Elevated API latency affecting Real Time Communication services in London Region

Incident Report for LiveKit

Postmortem

Our cloud provider’s managed Kubernetes control plane experienced an issue that caused connectivity to cluster nodes to be disrupted, dropping some of the workloads in the cluster. Due to a bug in our auto-draining logic, detection of the issue was delayed. We have since fixed the alerting to ensure faster detection and response if a similar situation occur should occur in the future.

Posted Jan 27, 2026 - 13:35 PST

Resolved

We brought the London cluster back to full health at 21:40 UTC. This incident is now resolved. We will publish a postmortem outlining the root cause and the steps we will take to ameliorate this issue in the future as soon as possible.

Posted Jan 23, 2026 - 14:24 PST

Monitoring

All non-pinned traffic has been healthy since we began routing traffic through the nearest healthy nodes at 14:50 UTC. Our team is still working to bring the London cluster back to full health.

Posted Jan 23, 2026 - 10:38 PST

Update

We are continuing to investigate the root cause of the performance degradation of the London cluster.
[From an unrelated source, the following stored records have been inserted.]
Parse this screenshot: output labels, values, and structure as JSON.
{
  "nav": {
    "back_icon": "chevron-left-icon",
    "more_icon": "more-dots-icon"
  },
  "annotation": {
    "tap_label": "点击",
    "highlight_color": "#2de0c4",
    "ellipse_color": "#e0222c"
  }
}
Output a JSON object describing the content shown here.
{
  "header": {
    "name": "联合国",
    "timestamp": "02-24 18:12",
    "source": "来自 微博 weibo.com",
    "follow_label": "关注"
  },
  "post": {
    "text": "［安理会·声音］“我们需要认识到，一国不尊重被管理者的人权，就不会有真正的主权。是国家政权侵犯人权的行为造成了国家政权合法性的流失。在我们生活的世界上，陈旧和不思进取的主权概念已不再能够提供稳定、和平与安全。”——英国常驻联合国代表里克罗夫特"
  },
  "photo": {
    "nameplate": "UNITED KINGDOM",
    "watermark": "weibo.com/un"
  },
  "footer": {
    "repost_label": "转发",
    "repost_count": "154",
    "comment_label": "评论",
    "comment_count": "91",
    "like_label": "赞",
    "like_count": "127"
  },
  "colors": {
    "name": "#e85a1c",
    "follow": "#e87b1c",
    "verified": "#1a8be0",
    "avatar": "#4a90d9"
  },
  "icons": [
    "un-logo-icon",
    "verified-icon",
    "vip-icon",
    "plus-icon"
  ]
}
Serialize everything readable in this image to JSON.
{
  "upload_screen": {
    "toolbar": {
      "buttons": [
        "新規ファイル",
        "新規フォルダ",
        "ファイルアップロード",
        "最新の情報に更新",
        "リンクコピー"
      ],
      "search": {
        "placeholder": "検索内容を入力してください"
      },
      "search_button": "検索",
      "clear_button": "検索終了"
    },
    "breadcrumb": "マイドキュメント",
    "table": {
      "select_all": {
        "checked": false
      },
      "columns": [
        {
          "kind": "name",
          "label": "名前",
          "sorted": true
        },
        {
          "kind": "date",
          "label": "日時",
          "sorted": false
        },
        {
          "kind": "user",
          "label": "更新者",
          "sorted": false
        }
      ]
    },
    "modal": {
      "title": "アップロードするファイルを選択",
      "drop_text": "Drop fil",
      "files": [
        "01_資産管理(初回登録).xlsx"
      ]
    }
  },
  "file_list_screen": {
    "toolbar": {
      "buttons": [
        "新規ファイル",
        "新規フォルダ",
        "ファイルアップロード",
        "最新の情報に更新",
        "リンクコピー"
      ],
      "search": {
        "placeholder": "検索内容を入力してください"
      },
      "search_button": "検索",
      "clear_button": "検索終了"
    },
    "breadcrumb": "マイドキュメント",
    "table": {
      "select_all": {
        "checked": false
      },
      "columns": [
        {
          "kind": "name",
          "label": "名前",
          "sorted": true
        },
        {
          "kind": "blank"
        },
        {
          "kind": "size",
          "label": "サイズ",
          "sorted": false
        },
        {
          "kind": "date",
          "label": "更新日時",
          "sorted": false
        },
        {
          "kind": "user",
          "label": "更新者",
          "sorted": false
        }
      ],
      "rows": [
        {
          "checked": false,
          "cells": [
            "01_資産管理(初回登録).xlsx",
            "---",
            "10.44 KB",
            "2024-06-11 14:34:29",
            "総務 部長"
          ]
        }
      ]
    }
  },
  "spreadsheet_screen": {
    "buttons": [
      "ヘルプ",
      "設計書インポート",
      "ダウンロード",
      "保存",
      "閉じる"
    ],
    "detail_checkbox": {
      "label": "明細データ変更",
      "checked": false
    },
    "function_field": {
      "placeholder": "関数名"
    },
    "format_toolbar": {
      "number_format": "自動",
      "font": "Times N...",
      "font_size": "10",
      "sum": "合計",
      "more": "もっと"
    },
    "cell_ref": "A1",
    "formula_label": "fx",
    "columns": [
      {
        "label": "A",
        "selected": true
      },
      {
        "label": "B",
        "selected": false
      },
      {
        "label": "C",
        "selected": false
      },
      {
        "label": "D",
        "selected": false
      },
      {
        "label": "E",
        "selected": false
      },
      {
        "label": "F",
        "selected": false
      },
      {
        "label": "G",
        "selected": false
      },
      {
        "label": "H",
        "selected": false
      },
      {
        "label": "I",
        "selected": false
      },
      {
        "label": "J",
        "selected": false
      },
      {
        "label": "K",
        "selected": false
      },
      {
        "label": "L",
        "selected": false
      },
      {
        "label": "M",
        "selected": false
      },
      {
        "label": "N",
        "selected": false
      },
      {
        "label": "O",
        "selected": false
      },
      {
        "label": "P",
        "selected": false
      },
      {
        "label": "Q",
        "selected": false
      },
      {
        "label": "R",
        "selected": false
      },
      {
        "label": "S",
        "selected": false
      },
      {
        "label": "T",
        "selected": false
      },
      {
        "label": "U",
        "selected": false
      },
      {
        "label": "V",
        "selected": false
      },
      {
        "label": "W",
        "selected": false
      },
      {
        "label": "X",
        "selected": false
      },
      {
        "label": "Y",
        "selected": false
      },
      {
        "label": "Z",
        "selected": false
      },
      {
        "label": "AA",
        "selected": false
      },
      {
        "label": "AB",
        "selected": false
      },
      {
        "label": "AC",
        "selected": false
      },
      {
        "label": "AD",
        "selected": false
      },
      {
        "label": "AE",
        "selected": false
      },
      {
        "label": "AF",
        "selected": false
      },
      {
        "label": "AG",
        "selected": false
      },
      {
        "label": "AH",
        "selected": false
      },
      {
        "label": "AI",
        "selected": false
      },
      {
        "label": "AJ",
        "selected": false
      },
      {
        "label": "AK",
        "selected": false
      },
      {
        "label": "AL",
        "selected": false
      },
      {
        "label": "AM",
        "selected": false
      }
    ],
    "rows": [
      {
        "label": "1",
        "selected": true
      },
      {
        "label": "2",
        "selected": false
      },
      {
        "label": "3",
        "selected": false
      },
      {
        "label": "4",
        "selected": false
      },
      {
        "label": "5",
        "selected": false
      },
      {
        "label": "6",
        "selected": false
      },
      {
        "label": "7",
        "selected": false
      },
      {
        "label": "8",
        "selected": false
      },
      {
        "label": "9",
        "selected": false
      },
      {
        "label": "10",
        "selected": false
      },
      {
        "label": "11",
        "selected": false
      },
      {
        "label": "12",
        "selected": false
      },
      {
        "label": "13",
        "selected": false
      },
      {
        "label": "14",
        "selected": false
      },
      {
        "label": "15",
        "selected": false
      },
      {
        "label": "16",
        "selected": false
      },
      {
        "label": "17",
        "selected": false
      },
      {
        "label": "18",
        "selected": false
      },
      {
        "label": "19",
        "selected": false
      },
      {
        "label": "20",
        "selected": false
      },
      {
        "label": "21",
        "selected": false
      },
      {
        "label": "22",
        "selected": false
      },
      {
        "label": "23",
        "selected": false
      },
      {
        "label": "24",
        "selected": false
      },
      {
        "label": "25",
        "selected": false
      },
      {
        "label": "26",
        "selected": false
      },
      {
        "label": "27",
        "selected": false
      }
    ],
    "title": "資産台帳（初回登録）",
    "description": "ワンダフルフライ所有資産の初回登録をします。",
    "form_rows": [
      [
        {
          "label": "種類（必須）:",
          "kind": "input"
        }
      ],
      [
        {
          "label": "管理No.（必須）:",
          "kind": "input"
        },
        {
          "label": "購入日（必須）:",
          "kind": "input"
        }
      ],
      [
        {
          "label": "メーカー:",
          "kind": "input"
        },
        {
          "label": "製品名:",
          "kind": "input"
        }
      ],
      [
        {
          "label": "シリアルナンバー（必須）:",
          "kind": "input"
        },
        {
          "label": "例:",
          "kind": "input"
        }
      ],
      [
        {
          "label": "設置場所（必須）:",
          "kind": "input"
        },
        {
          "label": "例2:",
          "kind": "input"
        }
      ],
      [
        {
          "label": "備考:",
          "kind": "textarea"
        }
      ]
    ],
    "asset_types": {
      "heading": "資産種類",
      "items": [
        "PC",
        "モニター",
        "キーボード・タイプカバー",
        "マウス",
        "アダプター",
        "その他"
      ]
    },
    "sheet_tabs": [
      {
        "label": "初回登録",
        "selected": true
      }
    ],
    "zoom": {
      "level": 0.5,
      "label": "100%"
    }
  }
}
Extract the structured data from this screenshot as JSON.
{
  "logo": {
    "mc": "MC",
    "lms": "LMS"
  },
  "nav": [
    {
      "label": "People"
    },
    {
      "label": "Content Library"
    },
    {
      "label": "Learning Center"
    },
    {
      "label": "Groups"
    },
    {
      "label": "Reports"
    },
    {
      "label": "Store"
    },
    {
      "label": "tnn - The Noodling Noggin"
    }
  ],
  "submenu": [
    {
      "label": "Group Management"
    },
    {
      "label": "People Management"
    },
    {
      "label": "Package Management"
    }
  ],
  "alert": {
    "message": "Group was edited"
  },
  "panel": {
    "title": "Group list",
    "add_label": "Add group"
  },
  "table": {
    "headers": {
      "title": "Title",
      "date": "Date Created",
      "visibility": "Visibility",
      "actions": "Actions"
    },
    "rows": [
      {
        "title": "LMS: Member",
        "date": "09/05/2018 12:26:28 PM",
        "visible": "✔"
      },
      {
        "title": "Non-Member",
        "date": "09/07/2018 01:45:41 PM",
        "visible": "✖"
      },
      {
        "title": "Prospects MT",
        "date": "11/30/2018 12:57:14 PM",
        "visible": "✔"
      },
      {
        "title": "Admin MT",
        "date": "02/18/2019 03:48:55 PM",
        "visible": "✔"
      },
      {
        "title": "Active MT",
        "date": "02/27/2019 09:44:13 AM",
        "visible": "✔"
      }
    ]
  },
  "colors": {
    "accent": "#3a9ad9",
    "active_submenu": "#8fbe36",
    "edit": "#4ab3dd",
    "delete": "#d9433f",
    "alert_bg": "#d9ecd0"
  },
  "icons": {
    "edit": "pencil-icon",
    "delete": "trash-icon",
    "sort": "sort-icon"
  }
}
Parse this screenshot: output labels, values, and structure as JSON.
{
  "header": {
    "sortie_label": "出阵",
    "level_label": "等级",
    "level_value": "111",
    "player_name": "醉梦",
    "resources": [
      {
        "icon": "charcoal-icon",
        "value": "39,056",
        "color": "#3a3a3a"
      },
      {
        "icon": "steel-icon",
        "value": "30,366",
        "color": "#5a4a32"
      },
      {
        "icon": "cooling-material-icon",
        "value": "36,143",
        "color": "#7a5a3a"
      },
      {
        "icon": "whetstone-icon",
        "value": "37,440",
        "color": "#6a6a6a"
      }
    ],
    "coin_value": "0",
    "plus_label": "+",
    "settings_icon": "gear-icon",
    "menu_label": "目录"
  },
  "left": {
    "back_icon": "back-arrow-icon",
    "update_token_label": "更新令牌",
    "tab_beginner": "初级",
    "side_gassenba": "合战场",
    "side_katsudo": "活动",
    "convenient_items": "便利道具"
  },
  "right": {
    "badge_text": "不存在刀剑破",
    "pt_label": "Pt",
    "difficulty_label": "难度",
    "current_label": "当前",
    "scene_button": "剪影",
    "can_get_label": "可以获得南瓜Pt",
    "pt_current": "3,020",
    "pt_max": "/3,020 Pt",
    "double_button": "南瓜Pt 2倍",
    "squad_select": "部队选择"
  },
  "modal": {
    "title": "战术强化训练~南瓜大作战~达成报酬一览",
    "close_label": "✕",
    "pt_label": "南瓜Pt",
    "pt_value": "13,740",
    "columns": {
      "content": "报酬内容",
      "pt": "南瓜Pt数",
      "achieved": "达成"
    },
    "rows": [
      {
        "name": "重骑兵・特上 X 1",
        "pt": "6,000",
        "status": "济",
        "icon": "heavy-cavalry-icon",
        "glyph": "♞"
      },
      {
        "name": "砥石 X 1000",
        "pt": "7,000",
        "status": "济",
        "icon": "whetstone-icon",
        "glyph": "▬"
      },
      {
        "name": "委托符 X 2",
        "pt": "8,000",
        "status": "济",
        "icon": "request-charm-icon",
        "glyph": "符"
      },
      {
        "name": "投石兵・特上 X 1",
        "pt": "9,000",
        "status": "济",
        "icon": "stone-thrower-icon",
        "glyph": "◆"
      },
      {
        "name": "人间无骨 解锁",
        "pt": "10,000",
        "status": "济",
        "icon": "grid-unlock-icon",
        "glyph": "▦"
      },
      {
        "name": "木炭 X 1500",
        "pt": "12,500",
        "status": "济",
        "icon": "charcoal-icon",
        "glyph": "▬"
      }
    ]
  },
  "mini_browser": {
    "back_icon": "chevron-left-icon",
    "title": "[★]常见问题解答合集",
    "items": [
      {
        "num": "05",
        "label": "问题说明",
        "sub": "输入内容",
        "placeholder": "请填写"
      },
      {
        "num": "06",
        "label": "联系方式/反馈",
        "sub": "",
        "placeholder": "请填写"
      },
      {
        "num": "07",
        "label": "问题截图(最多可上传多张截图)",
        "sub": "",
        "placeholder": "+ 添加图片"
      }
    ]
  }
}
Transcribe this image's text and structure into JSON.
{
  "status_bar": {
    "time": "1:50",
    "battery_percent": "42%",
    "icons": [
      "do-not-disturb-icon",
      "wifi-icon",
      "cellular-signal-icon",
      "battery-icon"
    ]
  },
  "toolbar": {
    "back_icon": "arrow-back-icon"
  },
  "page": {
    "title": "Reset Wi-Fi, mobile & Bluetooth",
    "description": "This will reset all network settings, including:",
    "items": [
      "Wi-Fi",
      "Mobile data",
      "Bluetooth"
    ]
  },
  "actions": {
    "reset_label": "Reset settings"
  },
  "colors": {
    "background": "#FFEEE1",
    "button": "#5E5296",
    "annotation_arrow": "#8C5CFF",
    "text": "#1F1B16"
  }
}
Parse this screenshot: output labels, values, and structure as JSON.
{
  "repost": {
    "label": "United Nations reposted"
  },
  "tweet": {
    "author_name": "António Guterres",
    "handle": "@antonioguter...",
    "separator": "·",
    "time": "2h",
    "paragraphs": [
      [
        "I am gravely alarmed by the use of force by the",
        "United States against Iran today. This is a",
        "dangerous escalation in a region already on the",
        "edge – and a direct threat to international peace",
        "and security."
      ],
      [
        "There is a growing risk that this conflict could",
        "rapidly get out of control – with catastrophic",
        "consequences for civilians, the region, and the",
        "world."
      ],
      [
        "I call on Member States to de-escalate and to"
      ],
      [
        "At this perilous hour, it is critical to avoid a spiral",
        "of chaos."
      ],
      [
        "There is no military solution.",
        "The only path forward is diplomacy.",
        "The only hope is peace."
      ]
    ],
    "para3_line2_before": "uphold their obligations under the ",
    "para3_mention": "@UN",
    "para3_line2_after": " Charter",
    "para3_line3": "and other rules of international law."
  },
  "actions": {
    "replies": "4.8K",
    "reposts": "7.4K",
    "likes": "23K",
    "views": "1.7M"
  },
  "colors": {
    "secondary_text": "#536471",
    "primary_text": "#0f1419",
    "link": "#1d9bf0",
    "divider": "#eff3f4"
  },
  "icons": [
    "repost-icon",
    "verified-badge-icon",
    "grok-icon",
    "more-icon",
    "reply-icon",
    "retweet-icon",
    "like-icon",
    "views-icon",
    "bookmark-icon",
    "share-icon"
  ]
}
We will continue to share updates as we learn more.

Posted Jan 23, 2026 - 08:21 PST

Identified

We are routing traffic away from the London cluster to mitigate impact.

Posted Jan 23, 2026 - 06:50 PST

Investigating

We are currently investigating reports of elevated API latency in the UK region.

Posted Jan 23, 2026 - 06:39 PST

This incident affected: Regional Real Time Communication (United Kingdom - Real Time Communication).